Proceedings of the XLVII Italian Society of Agricultural Genetics - SIGA Annual Congress

Verona, Italy - 24/27 September, 2003

ISBN 88-900622-4-X

 

 

VECTOR FAMILY FOR EFFICIENT TARGETING OF FOREIGN GENES TO TOMATO CHLOROPLAST DNA

 

F. VANTINI*, C. GOVONI*, L. CATTIVELLI**, M. GASTALDELLI*, G. TACCONI**, R. BASSI***

 

*) Laboratorio di Fotosintesi, Dipartimento Scientifico Tecnologico, Università di Verona

**) Istituto Sperimentale per la Cerealicoltura, Fiorenzuola d’Arda

***) Universitè Aix-Marsille II, LGPB, Facultè des Sciences de Luminy

 

 

chloroplast, vector, transformation, tomato

 

Genetic information in plants is localised in three subcellular organelles: nucleus, mitochondria and plastids. For many years, biotechnological strategies were focalised on nuclear genome transformation. More recently, plastid genome (cpDNA) has become amenable to genetic engineering. Indeed, high number of chloroplasts per cell and their elevated ploidy coupled with the absence of gene silencing and position effect, get to reach unexpected high expression level of transgene. Moreover, prokaryotic-like genes organisation allows multiple genes expression with single transformation event, and maternal inheritance in most agronomical species makes plastid transformation technology environmental safe. 

 

The production of recombinant proteins in plants has many potential advantages for generating biopharmaceuticals relevant to clinical medicine.

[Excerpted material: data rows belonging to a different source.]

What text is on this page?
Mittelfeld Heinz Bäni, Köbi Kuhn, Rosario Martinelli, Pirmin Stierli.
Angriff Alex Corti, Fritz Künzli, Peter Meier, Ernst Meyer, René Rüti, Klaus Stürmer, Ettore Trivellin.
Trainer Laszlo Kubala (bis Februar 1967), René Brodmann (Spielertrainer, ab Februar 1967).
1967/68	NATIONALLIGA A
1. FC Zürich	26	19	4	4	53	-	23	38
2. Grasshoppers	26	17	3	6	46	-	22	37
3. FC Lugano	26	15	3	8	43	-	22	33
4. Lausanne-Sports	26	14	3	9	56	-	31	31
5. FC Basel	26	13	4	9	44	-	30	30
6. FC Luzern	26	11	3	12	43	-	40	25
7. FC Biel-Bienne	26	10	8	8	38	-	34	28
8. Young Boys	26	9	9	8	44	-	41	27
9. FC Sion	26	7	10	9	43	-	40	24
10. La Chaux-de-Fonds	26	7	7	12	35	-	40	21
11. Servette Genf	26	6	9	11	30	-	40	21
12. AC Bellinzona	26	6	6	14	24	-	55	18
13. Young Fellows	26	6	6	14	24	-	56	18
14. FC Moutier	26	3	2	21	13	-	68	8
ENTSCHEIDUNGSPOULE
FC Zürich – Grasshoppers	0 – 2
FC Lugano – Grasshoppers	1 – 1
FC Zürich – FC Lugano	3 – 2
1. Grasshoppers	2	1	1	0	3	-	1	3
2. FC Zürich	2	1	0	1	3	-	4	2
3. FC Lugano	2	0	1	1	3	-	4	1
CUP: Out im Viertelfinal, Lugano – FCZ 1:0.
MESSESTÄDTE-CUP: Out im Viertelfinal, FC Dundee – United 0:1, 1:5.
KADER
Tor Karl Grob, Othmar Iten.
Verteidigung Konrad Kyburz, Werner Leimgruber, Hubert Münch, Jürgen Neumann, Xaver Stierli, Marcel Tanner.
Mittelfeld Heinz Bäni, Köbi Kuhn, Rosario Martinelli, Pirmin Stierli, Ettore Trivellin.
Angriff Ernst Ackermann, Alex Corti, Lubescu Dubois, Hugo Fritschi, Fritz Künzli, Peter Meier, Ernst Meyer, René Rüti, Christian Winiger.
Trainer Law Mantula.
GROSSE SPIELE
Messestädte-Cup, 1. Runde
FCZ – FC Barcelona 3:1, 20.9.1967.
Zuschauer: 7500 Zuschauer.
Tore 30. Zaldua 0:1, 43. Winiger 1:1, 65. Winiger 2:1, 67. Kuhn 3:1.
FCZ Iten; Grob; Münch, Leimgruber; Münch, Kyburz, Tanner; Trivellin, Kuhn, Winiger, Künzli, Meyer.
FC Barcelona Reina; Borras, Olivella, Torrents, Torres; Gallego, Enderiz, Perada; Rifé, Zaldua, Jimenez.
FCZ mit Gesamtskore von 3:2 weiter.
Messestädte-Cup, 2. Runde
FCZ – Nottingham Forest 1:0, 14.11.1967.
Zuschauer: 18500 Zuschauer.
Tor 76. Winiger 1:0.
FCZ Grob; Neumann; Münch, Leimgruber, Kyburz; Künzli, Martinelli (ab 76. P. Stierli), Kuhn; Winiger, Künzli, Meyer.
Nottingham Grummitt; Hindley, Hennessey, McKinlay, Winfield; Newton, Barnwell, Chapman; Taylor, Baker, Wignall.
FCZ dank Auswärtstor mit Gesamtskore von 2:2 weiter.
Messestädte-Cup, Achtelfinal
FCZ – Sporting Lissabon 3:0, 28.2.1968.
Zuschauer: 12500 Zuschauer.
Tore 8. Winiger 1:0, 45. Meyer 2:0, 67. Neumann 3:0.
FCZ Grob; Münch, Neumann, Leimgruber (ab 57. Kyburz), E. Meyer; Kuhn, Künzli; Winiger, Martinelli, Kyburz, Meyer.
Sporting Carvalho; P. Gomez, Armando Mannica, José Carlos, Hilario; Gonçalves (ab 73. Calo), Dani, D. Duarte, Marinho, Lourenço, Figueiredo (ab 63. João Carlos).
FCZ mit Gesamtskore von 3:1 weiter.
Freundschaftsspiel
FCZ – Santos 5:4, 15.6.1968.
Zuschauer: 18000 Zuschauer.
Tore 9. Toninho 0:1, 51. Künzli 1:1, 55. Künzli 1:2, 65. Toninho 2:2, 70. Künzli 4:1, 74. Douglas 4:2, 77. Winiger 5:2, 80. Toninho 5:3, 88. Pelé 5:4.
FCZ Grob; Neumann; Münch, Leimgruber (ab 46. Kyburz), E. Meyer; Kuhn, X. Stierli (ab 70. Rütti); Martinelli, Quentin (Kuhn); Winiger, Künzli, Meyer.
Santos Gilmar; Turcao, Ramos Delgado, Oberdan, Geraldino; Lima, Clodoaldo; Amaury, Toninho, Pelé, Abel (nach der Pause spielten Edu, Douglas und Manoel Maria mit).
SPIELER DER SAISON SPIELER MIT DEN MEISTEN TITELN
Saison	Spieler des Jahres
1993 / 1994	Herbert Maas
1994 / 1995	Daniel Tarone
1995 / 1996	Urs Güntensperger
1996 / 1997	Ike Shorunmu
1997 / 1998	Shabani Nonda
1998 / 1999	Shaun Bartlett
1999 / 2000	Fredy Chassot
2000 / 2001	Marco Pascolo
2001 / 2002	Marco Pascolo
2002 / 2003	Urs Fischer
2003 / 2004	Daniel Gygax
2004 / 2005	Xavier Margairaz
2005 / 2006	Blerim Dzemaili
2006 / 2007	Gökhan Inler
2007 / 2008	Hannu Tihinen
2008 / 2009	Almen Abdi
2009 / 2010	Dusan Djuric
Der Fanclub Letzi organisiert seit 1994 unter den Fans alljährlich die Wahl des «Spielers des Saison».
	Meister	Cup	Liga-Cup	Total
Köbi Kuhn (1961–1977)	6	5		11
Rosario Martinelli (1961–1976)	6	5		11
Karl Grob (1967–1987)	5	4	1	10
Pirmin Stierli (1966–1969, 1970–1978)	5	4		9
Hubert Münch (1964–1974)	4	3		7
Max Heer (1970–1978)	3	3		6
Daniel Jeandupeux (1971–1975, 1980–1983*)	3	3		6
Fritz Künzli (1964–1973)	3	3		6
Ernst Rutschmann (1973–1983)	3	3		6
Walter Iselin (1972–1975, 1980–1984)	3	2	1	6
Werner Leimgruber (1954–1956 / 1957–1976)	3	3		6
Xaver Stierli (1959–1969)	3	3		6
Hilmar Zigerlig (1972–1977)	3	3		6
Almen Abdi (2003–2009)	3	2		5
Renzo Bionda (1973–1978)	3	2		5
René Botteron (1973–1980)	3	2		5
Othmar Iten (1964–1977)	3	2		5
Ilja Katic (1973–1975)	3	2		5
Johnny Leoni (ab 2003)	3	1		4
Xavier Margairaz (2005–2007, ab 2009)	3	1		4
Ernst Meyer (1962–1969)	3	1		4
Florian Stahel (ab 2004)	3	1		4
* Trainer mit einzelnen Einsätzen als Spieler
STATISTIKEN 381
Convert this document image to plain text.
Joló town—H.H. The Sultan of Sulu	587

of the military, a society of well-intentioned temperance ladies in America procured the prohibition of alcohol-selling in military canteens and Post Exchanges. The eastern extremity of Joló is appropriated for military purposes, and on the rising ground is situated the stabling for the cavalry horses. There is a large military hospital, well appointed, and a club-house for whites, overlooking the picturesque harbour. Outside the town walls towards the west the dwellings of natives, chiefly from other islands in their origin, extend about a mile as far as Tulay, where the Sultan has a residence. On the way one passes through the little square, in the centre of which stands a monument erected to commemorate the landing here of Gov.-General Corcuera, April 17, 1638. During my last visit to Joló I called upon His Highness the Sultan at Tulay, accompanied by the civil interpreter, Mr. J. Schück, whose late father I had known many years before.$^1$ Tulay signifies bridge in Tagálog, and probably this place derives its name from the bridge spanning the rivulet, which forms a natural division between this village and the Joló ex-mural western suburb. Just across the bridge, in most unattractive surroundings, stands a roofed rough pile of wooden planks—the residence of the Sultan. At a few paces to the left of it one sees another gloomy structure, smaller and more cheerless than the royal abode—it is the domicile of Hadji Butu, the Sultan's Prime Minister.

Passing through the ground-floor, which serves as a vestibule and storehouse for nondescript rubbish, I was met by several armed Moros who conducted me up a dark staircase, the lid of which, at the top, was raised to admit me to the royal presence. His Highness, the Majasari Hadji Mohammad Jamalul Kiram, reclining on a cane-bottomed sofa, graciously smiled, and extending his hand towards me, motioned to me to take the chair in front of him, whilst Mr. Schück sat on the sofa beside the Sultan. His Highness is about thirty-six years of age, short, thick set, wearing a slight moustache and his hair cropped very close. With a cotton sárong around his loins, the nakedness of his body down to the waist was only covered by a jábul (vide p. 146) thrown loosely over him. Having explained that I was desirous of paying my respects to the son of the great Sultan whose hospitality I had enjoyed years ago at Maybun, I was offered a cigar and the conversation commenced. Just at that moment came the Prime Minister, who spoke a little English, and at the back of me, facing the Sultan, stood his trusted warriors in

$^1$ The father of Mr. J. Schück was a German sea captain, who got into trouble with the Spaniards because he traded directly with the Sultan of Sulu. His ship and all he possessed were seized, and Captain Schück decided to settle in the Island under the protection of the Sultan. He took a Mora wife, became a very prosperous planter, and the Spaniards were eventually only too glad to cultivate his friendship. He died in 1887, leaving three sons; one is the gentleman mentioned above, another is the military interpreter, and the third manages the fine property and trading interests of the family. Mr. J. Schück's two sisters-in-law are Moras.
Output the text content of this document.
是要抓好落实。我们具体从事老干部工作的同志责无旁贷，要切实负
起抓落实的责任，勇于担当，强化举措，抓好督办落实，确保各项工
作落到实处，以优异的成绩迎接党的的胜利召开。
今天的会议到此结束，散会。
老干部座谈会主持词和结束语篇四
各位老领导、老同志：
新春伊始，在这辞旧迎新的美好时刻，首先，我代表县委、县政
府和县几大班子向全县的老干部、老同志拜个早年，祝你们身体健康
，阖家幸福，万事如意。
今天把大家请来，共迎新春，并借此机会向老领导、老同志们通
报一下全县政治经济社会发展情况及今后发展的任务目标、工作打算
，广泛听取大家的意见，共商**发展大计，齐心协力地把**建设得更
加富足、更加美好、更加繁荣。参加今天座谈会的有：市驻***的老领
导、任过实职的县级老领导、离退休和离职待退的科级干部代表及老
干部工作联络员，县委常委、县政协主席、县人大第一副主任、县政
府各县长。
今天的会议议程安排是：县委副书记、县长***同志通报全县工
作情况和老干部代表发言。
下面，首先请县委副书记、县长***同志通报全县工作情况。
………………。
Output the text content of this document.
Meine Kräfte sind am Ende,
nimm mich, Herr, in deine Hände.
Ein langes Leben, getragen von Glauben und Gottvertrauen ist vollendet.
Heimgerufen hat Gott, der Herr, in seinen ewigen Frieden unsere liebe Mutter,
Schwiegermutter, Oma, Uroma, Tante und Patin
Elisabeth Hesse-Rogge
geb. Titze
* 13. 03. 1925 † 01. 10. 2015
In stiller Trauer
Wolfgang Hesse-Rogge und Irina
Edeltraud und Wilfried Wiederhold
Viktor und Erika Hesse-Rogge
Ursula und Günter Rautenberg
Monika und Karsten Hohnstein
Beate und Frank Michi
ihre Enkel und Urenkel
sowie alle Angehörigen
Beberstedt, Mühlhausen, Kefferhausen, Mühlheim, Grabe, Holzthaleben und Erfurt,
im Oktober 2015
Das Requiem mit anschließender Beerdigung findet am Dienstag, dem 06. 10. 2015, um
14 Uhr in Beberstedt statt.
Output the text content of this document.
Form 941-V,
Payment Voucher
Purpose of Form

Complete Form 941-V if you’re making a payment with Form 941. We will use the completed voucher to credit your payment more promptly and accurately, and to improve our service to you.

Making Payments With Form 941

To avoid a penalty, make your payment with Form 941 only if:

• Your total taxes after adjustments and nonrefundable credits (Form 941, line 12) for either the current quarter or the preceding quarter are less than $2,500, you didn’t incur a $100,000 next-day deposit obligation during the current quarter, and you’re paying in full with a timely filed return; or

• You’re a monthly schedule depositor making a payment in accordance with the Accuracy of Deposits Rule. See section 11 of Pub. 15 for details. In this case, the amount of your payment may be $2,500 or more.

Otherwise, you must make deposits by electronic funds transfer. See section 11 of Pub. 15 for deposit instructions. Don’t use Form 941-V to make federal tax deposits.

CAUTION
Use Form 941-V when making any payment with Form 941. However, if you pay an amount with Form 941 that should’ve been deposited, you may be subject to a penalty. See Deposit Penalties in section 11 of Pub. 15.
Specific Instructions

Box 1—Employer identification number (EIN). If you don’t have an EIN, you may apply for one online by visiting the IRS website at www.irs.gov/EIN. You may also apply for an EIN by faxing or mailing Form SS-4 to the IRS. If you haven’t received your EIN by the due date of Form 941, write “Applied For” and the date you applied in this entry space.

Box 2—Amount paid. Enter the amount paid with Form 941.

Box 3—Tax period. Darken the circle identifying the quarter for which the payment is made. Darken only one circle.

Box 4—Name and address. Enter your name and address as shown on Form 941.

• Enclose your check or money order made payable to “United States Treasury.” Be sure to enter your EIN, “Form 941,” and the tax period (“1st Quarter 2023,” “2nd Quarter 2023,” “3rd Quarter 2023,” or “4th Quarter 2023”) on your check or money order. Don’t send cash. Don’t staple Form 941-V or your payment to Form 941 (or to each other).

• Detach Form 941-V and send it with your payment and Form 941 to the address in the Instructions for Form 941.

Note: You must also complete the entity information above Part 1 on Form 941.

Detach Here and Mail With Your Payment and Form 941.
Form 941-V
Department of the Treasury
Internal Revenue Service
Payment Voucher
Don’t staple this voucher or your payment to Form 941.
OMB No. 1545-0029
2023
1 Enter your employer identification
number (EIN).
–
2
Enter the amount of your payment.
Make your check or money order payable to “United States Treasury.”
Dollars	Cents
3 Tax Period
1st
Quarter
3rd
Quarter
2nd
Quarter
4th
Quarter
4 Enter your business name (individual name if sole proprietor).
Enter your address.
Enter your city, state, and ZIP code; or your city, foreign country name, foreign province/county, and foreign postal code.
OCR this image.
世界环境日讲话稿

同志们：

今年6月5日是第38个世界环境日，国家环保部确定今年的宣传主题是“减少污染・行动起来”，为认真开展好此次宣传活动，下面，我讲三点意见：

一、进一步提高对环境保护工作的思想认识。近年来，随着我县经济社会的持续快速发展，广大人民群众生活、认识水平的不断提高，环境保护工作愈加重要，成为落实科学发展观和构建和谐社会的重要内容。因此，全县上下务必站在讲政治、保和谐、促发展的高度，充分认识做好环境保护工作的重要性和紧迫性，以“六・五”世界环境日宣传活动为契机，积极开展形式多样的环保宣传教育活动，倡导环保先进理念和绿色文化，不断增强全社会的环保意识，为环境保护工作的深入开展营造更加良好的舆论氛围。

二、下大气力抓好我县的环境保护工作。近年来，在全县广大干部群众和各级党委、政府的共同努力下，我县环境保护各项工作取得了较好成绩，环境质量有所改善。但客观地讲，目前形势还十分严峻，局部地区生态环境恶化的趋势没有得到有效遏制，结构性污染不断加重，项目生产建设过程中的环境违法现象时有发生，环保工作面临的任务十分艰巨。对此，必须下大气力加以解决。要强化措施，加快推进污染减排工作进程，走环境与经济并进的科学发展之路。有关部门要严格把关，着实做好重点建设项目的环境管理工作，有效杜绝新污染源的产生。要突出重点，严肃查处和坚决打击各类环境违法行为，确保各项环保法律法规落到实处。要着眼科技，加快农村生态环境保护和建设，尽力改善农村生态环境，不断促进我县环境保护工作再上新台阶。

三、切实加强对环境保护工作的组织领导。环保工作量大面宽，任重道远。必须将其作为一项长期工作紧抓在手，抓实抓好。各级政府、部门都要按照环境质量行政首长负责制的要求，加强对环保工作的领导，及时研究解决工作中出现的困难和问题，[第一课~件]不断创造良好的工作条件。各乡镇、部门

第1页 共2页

One attractive advantage offered by the high level of foreign protein expression concerns the employment of plant edible organs in direct oral administration of active principles, e.g. edible vaccines. Therefore, we chose to induce plastid transgene expression in tomato (Lycopersicon esculentum) berries, where chloroplasts accumulate in green fruit and evolve to cromoplast during ripening.

 

We developed a family of tomato chloroplast integration vectors (pZAI). Expression cassettes contain multiple cloning site (MCS) at 5’ position and, downstream, two markers conferring resistance to spectinomycin (aadA) and betaine aldehyde (bet B). The operon is expressed from the 5’-(P) and 3’-(T) regulatory regions of plastidic genes: Prrn, the strong promoter of rRNA (rrn) plastidic operon and TpsbA, the 3’ region of psbA. Every expression cassette is surrounded by two flanking regions (left, FR_L and right, FR_R) that drive the insertion via cpDNA homologue recombination. In order to design specific FR, we sequenced a 5 Kb region of tomato cpDNA inverted repeats and we cloned FR in pZAI vectors (respectively 0.8 Kb and 1 Kb) that localise the insertion between trnI and trnA genes.

 

Plasmids were synthesised using Fusion PCR technique that allows to join all the cassette’s elements saving time in cloning. Finally, markers were tested in E. coli, because of Prrn works as well in plastids as in prokaryotes. Bacteria were plated on LB + Spect²⁰⁰ medium and BADH activity was colorimetrically measured with NAD⁺ reduction assay. In both experiments transformed E. coli proved to express active marker proteins.